To my surprise, in spite of my concerns and treatment orientation, tele-health has proven to be a viable substitute. I still maintain that cultivating a healing client-therapist collaboration characterized by love and trust requires effort and direct face-to-face contact, but I am witnessing the attainment of therapeutic goals through remote therapy. Furthermore, research does indicate that online therapy is a credible vehicle for treating anxiety, depression, and trauma.

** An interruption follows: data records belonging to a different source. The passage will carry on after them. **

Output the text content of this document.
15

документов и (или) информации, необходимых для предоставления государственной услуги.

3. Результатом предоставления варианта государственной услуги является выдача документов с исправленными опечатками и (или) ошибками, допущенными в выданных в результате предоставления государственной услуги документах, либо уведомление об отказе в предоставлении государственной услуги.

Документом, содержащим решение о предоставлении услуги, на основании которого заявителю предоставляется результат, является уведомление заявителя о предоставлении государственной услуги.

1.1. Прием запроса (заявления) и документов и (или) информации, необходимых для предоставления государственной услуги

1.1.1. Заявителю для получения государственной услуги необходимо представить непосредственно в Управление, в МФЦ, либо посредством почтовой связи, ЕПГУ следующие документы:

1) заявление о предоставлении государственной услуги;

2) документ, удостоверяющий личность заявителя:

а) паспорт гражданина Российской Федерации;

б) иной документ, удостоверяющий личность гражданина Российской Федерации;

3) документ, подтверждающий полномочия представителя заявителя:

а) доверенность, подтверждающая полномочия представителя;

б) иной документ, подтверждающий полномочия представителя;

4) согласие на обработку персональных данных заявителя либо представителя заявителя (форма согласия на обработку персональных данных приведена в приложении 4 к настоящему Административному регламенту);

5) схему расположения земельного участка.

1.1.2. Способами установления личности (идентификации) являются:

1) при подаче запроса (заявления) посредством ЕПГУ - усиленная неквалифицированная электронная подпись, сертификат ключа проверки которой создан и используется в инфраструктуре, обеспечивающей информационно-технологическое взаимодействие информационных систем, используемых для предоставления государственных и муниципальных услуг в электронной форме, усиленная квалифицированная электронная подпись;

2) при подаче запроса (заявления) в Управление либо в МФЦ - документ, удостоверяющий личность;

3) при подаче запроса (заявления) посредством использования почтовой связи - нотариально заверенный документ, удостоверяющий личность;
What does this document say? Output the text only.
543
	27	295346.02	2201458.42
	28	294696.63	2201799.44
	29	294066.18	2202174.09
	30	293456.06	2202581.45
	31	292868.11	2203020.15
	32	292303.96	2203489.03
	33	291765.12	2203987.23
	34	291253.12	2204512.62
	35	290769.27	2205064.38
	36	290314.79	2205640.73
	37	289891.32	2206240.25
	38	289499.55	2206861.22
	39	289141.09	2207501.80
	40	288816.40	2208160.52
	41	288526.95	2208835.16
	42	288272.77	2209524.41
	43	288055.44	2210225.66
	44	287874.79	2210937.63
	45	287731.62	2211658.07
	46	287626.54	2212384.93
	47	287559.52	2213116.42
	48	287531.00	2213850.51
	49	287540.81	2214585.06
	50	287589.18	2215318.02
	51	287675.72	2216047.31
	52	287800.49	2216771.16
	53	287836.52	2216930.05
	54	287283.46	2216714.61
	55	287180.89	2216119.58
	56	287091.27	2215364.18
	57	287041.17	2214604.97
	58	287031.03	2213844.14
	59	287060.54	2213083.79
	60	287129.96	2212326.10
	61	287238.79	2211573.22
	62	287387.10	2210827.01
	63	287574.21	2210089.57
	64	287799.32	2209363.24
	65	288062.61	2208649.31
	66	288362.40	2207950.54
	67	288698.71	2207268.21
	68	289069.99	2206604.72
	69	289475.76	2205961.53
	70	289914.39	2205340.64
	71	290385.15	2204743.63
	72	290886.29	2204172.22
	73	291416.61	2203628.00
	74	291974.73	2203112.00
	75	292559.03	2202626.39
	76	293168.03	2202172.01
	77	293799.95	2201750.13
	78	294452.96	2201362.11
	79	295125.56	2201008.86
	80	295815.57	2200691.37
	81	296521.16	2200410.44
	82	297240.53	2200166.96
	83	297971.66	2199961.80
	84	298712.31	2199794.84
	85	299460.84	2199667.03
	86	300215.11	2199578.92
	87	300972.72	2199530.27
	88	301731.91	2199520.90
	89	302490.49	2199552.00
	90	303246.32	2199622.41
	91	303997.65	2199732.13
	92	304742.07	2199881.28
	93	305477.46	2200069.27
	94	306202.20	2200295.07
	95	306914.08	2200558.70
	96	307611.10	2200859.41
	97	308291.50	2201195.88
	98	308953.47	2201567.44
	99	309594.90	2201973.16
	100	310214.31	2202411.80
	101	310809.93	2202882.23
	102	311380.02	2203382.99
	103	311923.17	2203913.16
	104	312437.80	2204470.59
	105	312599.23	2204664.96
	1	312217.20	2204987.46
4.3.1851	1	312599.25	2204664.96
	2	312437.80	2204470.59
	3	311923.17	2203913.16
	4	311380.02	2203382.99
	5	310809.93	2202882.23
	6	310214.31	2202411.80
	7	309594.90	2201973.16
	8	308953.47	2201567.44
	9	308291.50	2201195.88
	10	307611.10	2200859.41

Yet even with positive results, I remain on the fence as to whether a pixelated holding environment can conclusively offer the same sort of abiding intimate support that face-to-face interaction provides. It is too soon to know what the long-term impact will be. Furthermore, although tele-health has been around for decades, many clinicians are still unsure about the clinical, ethical, and legal issues that emerge as distance therapy becomes a more accepted practice.
With nearly one in five Americans presenting with a diagnosable mental illness, the phasing out of in-person therapeutic engagement raises serious issues with long-term efficacy and desired outcomes, especially when treating children and folks presenting with relational trauma and serious addictive disorders. Perhaps it’s for this primary reason, along with mass vaccination, the warmer weather and some planned excursions that I’m revisiting the possibility of returning to in-person sessions at least once/week.
It seems some of my clients concur, albeit there may not be enough collective interest to constitute subletting a space. Alas, despite being tired of groundhog day, for better or worse we have adapted. The once ordinary and arduous trekking out to meet in person has now become a gratifying indulgence that new established stay-at-home routines may not accommodate. Scheduling a therapy appointment that entails travel is becoming increasingly implausible as we acclimate to a remote lifestyle.
Although it may not seem germane, in NYC riding the MTA is fraught with anxiety due to the escalating crime. Hence, the deterioration in basic municipal services is indeed a relevant factor in determining scheduling outside of safe parameters.
Of even greater concern for clinicians and therapy clients are the mutant variants of the coronavirus coming down the pike. This looming threat is creating trepidation with committing to direct personal contact. Evidently, the temporary relaxing of sheltering in place measures has not ensured that the storm has lifted.
In sum, the findings from a study regarding factors associated with the decision to provide in-person therapy in the age of COVID-19, conducted by Liat Shklarski, Allison Abrams, and Elana Bakst (J Contemp Psychother (2021)), showed that for most therapists a blend of in-person and remote work would be the ideal approach to take in the future. From my observations it does seem that an irreversible cultural shift has occurred with remote communication, suggesting that the role of telecommunications in the work and health sectors is here to stay.
Consequently, the impact of tele-health in a post-pandemic world will mean a new regulatory path that addresses licensure, privacy and therapeutic trends. While this may be to my advantage when I relocate to Montreal next year, I am hoping that my clients will be amenable to traversing the process of closure in person. Only time will tell.